「2024年問題」で物流コスト増 小売価格への影響に不安も

トラックドライバーの時間外労働の規制強化で輸送力不足が懸念される、物流の「2024年問題」が、ことし4月に迫る中、県内のスーパーからは、物流コストの増加などによる小売価格への影響を不安視する声が上がっています。

高崎市内のスーパーでは、長引く原材料価格の高騰や人件費の上昇を受けて仕入れ価格が上がっているため、ことしに入っても食品の値上げが続いています。
今月は、野菜ジュースの価格を先月より10%から20%程度上げるなどおよそ100点の食品を値上げをしたほか、来月も調味料などおよそ200点で、10%から30%程度の値上げを予定しているということです。
60代の女性の客は「年金暮らしの中でほとんどの食品が値上げされ負担が増えている。安い食材に置き換えて節約している」と話していました。
さらに、スーパーのバイヤーが不安視しているのが物流の「2024年問題」です。
ことし4月からトラックドライバーの時間外労働の規制が強化されることで輸送力の不足が懸念されるため、仕入れできる量が減って食品のさらなる値上げにつながる可能性があるとしています。
春以降、値上げが想定されるのは、四国産の果物や九州産の野菜といった群馬から距離がある産地の生鮮食品などだということです。
スーパーの青果バイヤーの大和卓哉さんは「価格の高騰が予想されるが、できるかぎり価格を抑えて販売できるように努めたい」と話していました。

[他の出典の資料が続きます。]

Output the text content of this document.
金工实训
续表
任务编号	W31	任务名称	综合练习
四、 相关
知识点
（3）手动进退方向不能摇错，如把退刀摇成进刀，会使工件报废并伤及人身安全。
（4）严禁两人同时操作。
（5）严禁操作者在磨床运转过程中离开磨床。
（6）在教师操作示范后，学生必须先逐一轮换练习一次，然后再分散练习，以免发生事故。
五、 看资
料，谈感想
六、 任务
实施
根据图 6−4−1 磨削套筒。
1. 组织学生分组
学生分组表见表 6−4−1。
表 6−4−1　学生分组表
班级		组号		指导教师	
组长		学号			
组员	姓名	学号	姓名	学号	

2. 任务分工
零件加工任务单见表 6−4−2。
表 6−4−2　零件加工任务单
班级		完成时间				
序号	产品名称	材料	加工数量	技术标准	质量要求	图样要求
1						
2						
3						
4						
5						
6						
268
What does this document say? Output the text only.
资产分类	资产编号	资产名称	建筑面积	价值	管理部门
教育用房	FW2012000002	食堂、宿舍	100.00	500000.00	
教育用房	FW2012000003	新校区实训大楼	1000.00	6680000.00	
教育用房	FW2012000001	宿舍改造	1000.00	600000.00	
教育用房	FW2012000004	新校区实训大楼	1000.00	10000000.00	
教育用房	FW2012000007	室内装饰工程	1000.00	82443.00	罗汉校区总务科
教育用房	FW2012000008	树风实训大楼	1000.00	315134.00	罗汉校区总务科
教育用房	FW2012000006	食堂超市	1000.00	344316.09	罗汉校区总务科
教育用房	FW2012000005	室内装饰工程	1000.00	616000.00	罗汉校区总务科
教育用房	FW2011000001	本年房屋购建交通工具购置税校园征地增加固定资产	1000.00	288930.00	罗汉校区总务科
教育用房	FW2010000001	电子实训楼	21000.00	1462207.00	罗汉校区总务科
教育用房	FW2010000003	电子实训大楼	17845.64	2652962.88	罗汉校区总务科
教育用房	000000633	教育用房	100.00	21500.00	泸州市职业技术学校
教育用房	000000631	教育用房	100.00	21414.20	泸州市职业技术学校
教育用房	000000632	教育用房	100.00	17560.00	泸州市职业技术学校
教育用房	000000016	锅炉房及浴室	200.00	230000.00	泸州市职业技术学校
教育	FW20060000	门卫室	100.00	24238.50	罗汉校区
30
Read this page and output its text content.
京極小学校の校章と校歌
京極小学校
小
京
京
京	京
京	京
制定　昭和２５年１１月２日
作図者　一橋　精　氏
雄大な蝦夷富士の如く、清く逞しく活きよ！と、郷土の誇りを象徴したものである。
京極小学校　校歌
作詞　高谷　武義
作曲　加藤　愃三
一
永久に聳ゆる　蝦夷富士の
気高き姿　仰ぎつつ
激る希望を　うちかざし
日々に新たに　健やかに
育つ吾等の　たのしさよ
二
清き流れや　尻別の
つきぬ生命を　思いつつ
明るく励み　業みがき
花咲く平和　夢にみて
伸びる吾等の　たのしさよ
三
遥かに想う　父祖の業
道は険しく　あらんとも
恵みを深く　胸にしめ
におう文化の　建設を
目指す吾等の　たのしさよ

物流の「2024年問題」を受けた値上げの動きについて、専門家は「消費者への価格転嫁は避けられない」としたうえで、消費者の負担を軽減するためにも賃上げの実現が重要だと指摘しています。
物流の「2024年問題」の影響について民間のシンクタンク、「群馬経済研究所」研究部の伊勢和広副部長は「物の製造や小売店への運搬にはすべて物流が関わるので、物流コストが上がれば生産や販売のコストも上がる。消費者に価格転嫁されることは避けられない」と指摘しました。
中でも、群馬と距離がある産地からの商品への影響が4月以降、徐々に見込まれるとして「群馬は海がない県なので魚は海外や国内各地の港から運んでくるしかない。これまでと同様に毎日、入荷しようとするとコストは上がる。新鮮な産地直送の魚はおいしいが、価格が上がれば、ふだんは冷凍食品の魚介類で代替するといった動きも出てくるのではないか」と消費者の動向を分析しました。
そのうえで、伊勢さんは「消費者にとっていろいろな物の値段が高い状況が続いている中で、収入が上がらなければ何かを買おうとは思えない。長期的な目線で収入を増やし生活を安定させていくという経済の流れを作る必要がある」と話し、消費者の負担を軽減するためにも賃上げの実現が重要だと指摘しています。